Some people allege union organizers aren't being upfront that they're trying to form a union of home child-care providers.
Service Employees International Union Local 284 Kids First, which represents southeastern Minnesota, in conjunction with the American Federation of State, County and Municipal Employees, are conducting a door-knocking campaign as a way to seek support from licensed family home child-care providers to establish the union.
When an organizer came to her house, Jackie Seifert, a Rochester child care provider, agreed to fill out contact information on a postcard to get more information about health insurance and preparing children for school. Never did the woman say that she was trying to form a union for day-care providers or that by signing that card that she was signifying her support, Seifert said.
Rochester day-care provider Jennifer Parrish has teamed up with Jackie Harrington, president of the Olmsted County Child Care Association Family Child Care Inc., to make sure providers are informed about the union campaign. Parrish and Harrington have collected several testimonials from providers who describe their encounters with union organizers and set up an email account so providers can send in their experiences and request help in getting their cards back, Parrish said.

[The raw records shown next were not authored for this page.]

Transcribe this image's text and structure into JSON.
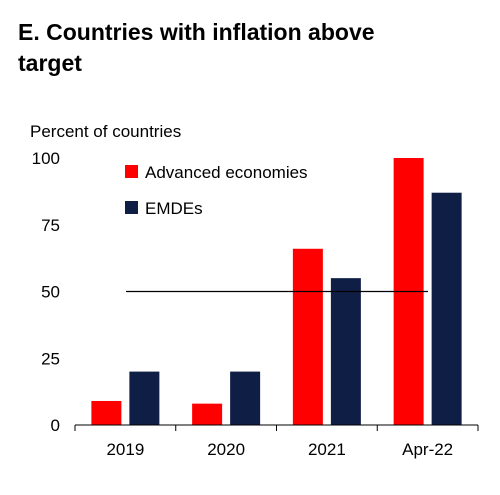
{
  "chart_data": {
    "type": "bar",
    "title_lines": [
      "E. Countries with inflation above",
      "target"
    ],
    "ylabel": "Percent of countries",
    "xlabel": "",
    "categories": [
      "2019",
      "2020",
      "2021",
      "Apr-22"
    ],
    "series": [
      {
        "name": "Advanced economies",
        "color": "#ff0000",
        "values": [
          9,
          8,
          66,
          100
        ]
      },
      {
        "name": "EMDEs",
        "color": "#0f1e45",
        "values": [
          20,
          20,
          55,
          87
        ]
      }
    ],
    "ylim": [
      0,
      100
    ],
    "yticks": [
      0,
      25,
      50,
      75,
      100
    ],
    "reference_line": {
      "value": 50,
      "color": "#000000"
    },
    "grid": false,
    "legend_position": "top-left"
  }
}
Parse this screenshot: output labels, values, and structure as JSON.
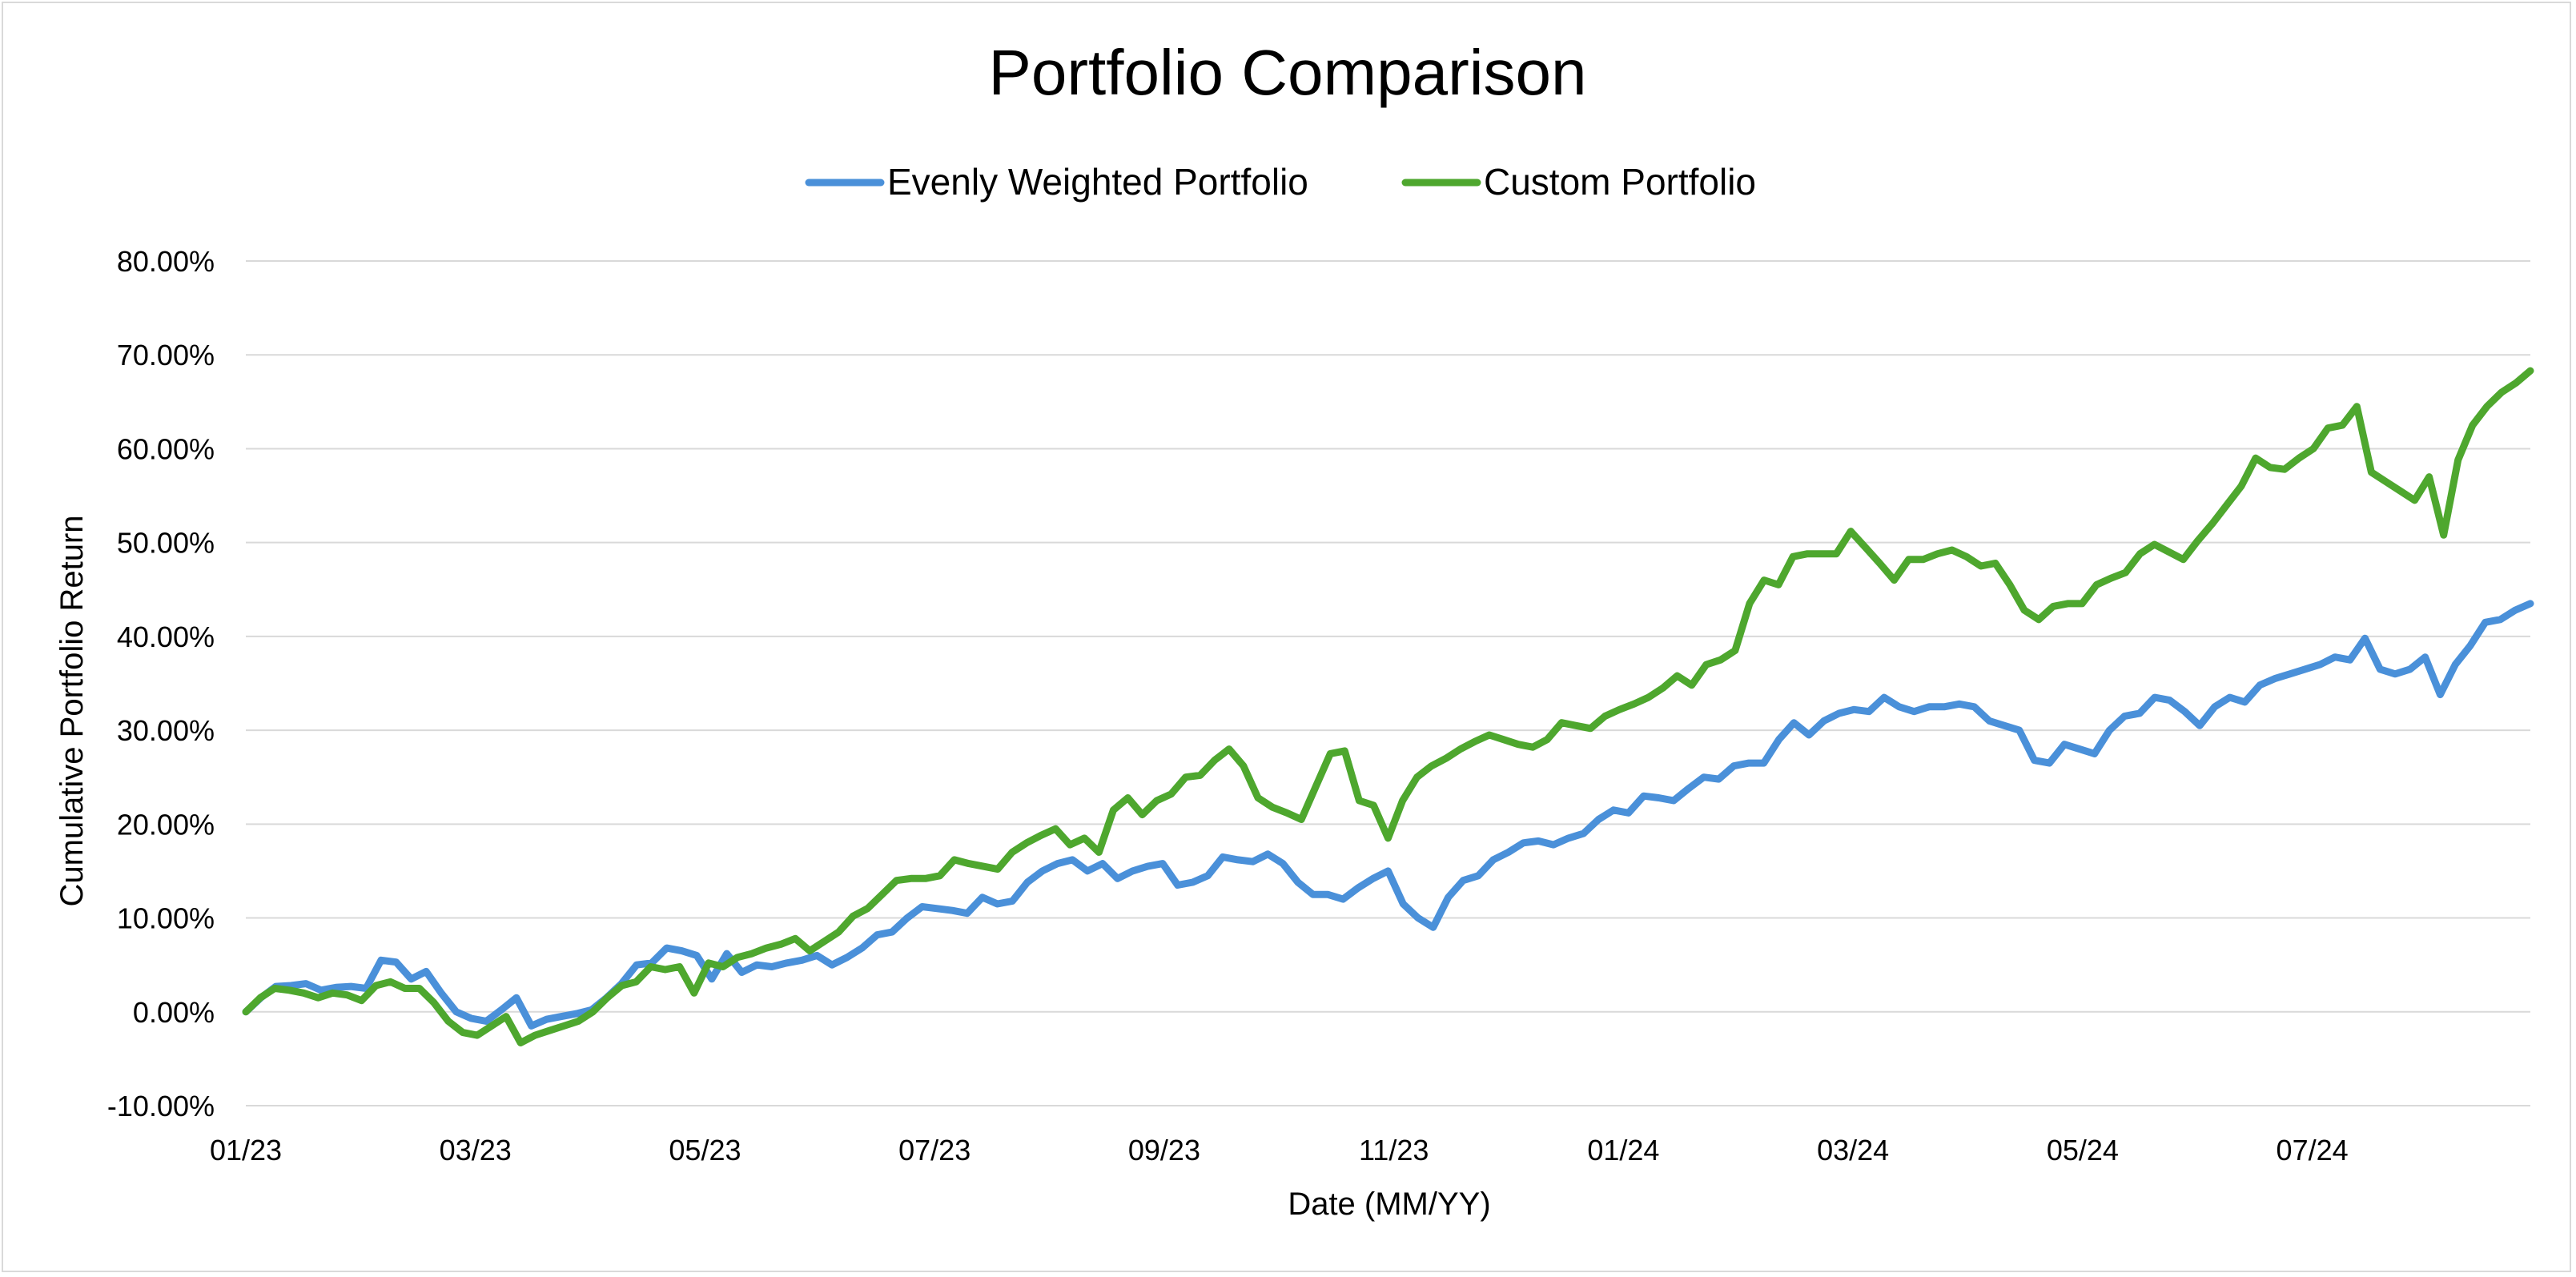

"You have to understand licensed child-care providers are taking care of six to 10 children, and these representatives come at lunch time when they are busy or when parents are picking up kids so they sign for more information or sign to get rid of them because they have a prepared response for every reason you tell them no," Parrish said.
But Denise Welte, lead organizer with SEIU Kids First, takes issue with the allegation of misrepresentation.
"We are proud of who we are and who we represent," she said.
All of the union representatives wear a button that reads "SEIU Kids First, a strong voice in quality child care" as well as a photo ID when they are door knocking, Welte said. Plus the card that providers sign clearly states that yes, they support organizing with other providers, she said.